Similarly, I thought the Langoustine cannelloni & caviar was another ‘almost but not quite.’ While recognized as a signature dish for Chef Perez, for me the lack of texture and acidity once again brought this dish down. Sorry, I like chewing and pay attention to — dare I use the phrase — mouthfeel. Also not for me? Plates that are all one color. I prefer dynamic, eye-catching dishes, which cannot be successful with a bland white canvas.
Continuing the seafood theme, yes, for the fourth course in a row, a dish of Turbot followed, giving us something with actual texture for the first time in the evening. Although there is a clearly a theme here, the dish didn’t push the culinary envelope far enough for me.
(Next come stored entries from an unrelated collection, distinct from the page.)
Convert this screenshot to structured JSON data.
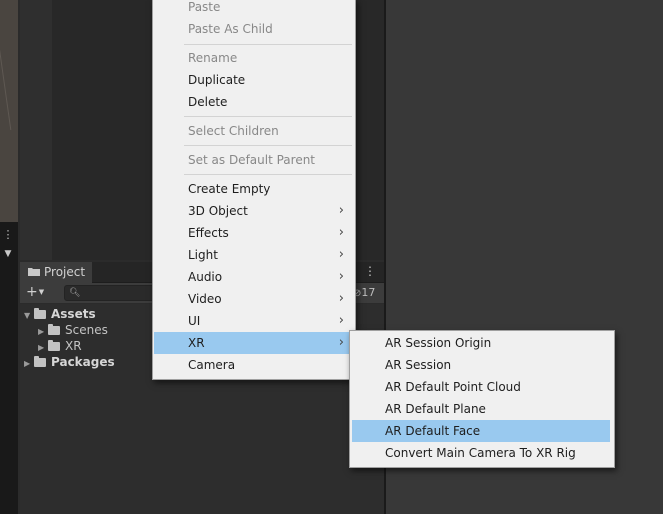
{
  "project_panel": {
    "tab_label": "Project",
    "create_button": "+",
    "hidden_count": "17",
    "tree": [
      {
        "label": "Assets",
        "bold": true,
        "expanded": true
      },
      {
        "label": "Scenes",
        "bold": false
      },
      {
        "label": "XR",
        "bold": false
      },
      {
        "label": "Packages",
        "bold": true,
        "expanded": false
      }
    ]
  },
  "context_menu": {
    "items": [
      {
        "label": "Paste",
        "disabled": true
      },
      {
        "label": "Paste As Child",
        "disabled": true
      },
      {
        "label": "Rename",
        "disabled": true
      },
      {
        "label": "Duplicate",
        "disabled": false
      },
      {
        "label": "Delete",
        "disabled": false
      },
      {
        "label": "Select Children",
        "disabled": true
      },
      {
        "label": "Set as Default Parent",
        "disabled": true
      },
      {
        "label": "Create Empty",
        "disabled": false
      },
      {
        "label": "3D Object",
        "disabled": false,
        "submenu": true
      },
      {
        "label": "Effects",
        "disabled": false,
        "submenu": true
      },
      {
        "label": "Light",
        "disabled": false,
        "submenu": true
      },
      {
        "label": "Audio",
        "disabled": false,
        "submenu": true
      },
      {
        "label": "Video",
        "disabled": false,
        "submenu": true
      },
      {
        "label": "UI",
        "disabled": false,
        "submenu": true
      },
      {
        "label": "XR",
        "disabled": false,
        "submenu": true,
        "highlighted": true
      },
      {
        "label": "Camera",
        "disabled": false
      }
    ]
  },
  "xr_submenu": {
    "items": [
      {
        "label": "AR Session Origin"
      },
      {
        "label": "AR Session"
      },
      {
        "label": "AR Default Point Cloud"
      },
      {
        "label": "AR Default Plane"
      },
      {
        "label": "AR Default Face",
        "highlighted": true
      },
      {
        "label": "Convert Main Camera To XR Rig"
      }
    ]
  },
  "colors": {
    "highlight": "#99c9ef",
    "menu_bg": "#f0f0f0",
    "panel_bg": "#2d2d2d"
  }
}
Or, perhaps I had grown bored of eating seafood. A better choice here might have been lamb or duck, as I think four courses in a row is a bit much for any style of protein. It’s not that any of the seafood was anything less than perfectly cooked, it’s that the meal delivered a very middle of the road experience.
With the Wagyu beef loin (served with impeccable wild mushrooms), I was finally given a dish I could sing praises on. Beautifully crafted, well portioned and seasoned, and just right, I would be happy if more of the plates had turned out in this manner.
For our final courses, the Basil, thyme and green apple was an excellent palate cleanser. Light, with a nice crispness from the apple, to me, this was a textbook example of how to transition from a more substantial main course to dessert. The dessert presented in the form of Chocolate, licorice, and tonka bean (my first time have the latter ingredient). I loved the creaminess and thought it was a high note to end the meal on.
Would I return? The price point seems a bit high, even for the Ritz Carlton. Given the value for money of a similar amount of courses at the JW Steakhouse (priced considerably less), I’m not quite sure how to categorize my experience at Center Cut. I welcome chefs of this caliber, but in the end, for my personal tastes, this wasn’t a fit. Amazing service and well-paired wines cannot overcome a menu where only one of the courses stood out to me. Overall, I’m going to stay home and wait for the upcoming refit of the restaurant to see what happens next.
Have you tried the tasting menu at Center Cut? What did you think?
A to Za’atar was a guest of Center Cut. Opinions are my own, just ask my husband.